Saat ini mereka sudah berada dalam satu mobil yang sama, Dafa mengemudikan mobilnya Renata duduk di sampingnya sementara kedua anaknya duduk di kursi belakang. Dafa mengantar kedua anaknya pergi ke sekolah, lalu mengantar Renata pergi ke rumah sakit.
"Aku berhenti disini saja, Mas." Renata menoleh sekejap ke arah Dafa dan buru-buru memalingkan pandangannya.
"Ini gak kejauhan?" tanya Dafa kepada Renata.
Renata menggelengkan kepalanya. "Disini saja, bukankah Mas Dafa gak ingin semua orang tauhu?" tutur Renata yang membuat Dafa terdiam.
"Baiklah." Dafa menghentikan mobilnya, membiarkan Renata turun disana.

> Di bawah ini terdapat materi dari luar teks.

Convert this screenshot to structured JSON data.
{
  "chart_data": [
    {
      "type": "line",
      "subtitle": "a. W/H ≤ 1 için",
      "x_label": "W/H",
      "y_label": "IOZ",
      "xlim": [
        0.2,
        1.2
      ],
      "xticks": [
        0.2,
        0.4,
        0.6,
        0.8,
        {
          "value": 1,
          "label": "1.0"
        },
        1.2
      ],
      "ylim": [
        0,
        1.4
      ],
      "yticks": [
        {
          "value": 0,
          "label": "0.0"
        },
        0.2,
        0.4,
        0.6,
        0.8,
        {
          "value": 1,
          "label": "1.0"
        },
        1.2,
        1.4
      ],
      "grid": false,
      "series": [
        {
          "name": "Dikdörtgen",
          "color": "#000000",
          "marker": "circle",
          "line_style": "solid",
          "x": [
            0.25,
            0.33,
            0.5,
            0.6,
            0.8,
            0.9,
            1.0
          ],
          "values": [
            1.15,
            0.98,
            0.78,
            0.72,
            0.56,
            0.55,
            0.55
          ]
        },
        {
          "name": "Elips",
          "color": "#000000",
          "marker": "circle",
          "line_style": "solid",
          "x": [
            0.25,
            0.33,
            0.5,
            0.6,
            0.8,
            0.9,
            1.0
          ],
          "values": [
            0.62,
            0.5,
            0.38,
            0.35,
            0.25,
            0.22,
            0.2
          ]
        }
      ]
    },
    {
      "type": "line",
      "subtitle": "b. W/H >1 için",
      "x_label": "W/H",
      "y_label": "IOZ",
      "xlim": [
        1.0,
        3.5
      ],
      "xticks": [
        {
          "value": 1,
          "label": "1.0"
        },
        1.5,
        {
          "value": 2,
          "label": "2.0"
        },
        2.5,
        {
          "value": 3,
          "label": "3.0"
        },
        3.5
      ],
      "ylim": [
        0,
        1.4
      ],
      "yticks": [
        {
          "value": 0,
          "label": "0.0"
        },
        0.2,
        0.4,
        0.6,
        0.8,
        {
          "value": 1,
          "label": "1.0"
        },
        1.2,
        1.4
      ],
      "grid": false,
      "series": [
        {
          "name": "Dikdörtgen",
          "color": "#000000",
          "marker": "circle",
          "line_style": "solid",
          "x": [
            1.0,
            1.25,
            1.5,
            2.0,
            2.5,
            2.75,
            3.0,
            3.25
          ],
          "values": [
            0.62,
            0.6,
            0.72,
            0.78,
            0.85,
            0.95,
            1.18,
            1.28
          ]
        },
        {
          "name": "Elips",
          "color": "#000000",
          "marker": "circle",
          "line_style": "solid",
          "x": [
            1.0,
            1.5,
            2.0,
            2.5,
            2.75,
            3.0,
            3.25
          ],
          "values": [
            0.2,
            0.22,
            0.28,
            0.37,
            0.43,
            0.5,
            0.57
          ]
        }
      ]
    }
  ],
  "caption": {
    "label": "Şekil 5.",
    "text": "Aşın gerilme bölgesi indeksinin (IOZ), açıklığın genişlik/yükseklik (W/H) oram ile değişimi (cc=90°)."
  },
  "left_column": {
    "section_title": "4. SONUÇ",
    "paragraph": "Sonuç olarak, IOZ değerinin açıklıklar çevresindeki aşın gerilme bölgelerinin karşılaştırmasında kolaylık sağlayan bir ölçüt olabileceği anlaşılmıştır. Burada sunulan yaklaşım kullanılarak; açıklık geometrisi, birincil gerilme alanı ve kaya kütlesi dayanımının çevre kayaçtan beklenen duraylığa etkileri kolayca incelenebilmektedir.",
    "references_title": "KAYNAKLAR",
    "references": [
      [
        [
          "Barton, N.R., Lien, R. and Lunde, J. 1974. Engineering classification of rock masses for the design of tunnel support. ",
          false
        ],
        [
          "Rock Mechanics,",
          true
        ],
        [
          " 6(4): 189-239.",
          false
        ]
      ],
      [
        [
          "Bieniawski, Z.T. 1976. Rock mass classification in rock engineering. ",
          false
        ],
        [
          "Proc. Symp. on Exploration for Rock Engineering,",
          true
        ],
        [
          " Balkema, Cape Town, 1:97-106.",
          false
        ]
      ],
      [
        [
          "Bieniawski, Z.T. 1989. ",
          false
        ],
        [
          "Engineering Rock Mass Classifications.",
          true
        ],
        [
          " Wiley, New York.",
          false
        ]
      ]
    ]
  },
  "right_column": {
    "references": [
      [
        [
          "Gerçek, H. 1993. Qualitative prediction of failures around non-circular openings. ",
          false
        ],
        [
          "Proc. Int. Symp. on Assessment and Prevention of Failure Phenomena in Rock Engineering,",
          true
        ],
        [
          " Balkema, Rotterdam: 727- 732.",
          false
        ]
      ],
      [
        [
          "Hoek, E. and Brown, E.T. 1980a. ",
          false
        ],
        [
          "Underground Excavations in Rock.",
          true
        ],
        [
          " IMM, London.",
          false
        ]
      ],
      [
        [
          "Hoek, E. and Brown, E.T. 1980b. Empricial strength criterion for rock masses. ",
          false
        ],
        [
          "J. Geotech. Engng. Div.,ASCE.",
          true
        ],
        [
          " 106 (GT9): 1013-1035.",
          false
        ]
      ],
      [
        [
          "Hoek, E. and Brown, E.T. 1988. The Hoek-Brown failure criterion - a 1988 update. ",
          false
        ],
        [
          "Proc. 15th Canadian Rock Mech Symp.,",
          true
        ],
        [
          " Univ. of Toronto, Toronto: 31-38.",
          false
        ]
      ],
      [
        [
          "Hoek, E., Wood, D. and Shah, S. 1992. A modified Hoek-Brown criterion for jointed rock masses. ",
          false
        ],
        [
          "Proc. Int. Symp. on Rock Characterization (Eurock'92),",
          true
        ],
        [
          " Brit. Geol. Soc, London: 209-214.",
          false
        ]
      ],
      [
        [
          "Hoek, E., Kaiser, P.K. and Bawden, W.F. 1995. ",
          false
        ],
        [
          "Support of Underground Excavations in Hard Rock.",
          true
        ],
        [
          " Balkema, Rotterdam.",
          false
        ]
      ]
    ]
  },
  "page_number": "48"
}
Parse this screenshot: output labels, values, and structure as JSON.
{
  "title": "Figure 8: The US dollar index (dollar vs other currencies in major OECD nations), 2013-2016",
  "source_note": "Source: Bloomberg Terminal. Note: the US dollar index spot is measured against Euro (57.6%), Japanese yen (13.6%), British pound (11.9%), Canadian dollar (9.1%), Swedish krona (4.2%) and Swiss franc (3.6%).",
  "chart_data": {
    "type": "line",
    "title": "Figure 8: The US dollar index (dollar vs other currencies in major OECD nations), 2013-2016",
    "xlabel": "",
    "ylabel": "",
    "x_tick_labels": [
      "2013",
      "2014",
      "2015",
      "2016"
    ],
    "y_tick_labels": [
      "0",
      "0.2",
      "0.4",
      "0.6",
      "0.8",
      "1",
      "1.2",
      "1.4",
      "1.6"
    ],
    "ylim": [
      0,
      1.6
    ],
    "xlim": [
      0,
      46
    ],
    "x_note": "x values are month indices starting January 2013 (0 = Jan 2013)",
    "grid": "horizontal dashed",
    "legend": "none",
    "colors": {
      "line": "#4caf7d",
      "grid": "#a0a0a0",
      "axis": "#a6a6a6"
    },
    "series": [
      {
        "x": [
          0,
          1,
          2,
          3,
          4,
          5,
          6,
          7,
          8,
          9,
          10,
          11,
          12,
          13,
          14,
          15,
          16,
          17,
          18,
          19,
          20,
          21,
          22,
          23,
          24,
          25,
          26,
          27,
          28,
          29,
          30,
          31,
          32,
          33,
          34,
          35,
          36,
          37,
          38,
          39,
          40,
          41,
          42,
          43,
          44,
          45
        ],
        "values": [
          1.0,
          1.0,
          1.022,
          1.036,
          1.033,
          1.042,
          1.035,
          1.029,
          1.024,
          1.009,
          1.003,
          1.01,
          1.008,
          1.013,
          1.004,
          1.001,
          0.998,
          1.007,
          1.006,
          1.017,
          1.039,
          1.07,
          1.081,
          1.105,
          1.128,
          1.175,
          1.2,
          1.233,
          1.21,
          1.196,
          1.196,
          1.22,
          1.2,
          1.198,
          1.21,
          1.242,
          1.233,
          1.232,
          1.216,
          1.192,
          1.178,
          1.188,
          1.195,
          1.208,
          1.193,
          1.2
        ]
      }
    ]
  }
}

Dafa kembali melajukan mobil meninggalkan Renata tanpa sepatah katapun. Pun dengan Renata, ia juga masa bodo dengan apa yang dilakukan Dafa saat itu.
Renata melangkahkan kaki tergesa menuju ke rumah sakit tempat ia bekerja. Ia berjalan ke arah ruangannya.
"Huhh capek juga ya ternyata," ucap Ren mengontrol nafasnya.
Renata duduk sejenak, menegak segelas air putih yang selalu tersedia di atas meja kerja. Renata mulai mengenakan snellinya, mengambil stetoskop lalu menggantungnya di lehernya. Tak lupa ia membawa penlight dan termometer yang ia simpan di dalam saku snellinya.
Renata memulai pekerjaannya, ia melakukan visit bersama dangan suster Maria. Tak sebanyak kemarin hari ini hanya ada sekitar delapan belas kamar inap anak yang terisi dan harus ia kunjungi.
"Sus, Saya mau ke ruangan sebentar ya? Ini ruangan terakhir kan?" tanya Ren memastikan.
"Iya, Dok ini yang terakhir kok."
Renata kembali ke ruangannya, ia duduk dan bersandar di kursi kerjanya melepas sedikit rasa lelahnya.
Drtttt drtttt
Bunyi telepon membuat Renata menoleh. Ia segera menyambar teleponnya.
"Bun, Kakak sama Adek ijin ke rumah Oma ya pulang sekolah?" suara Shafa dari seberang.
"Iya, Sayang, bilang ayah juga ya? Jangan nakal ya Sayang disana yang nurut sama Oma. Kamu juga jangan lupa jagain Adek ya, Kak?" tutur Renata lembut.
"Siap Bunda," ucap Shafa menutup sambungan teleponnya.
Belum sempat Renata meletakkan ponsel sudah ada panggilan masuk lagi kali ini Mama mertuanya menelpon memintanya berkunjung ke rumah untuk makan malam nanti yang disanggupi oleh Renata.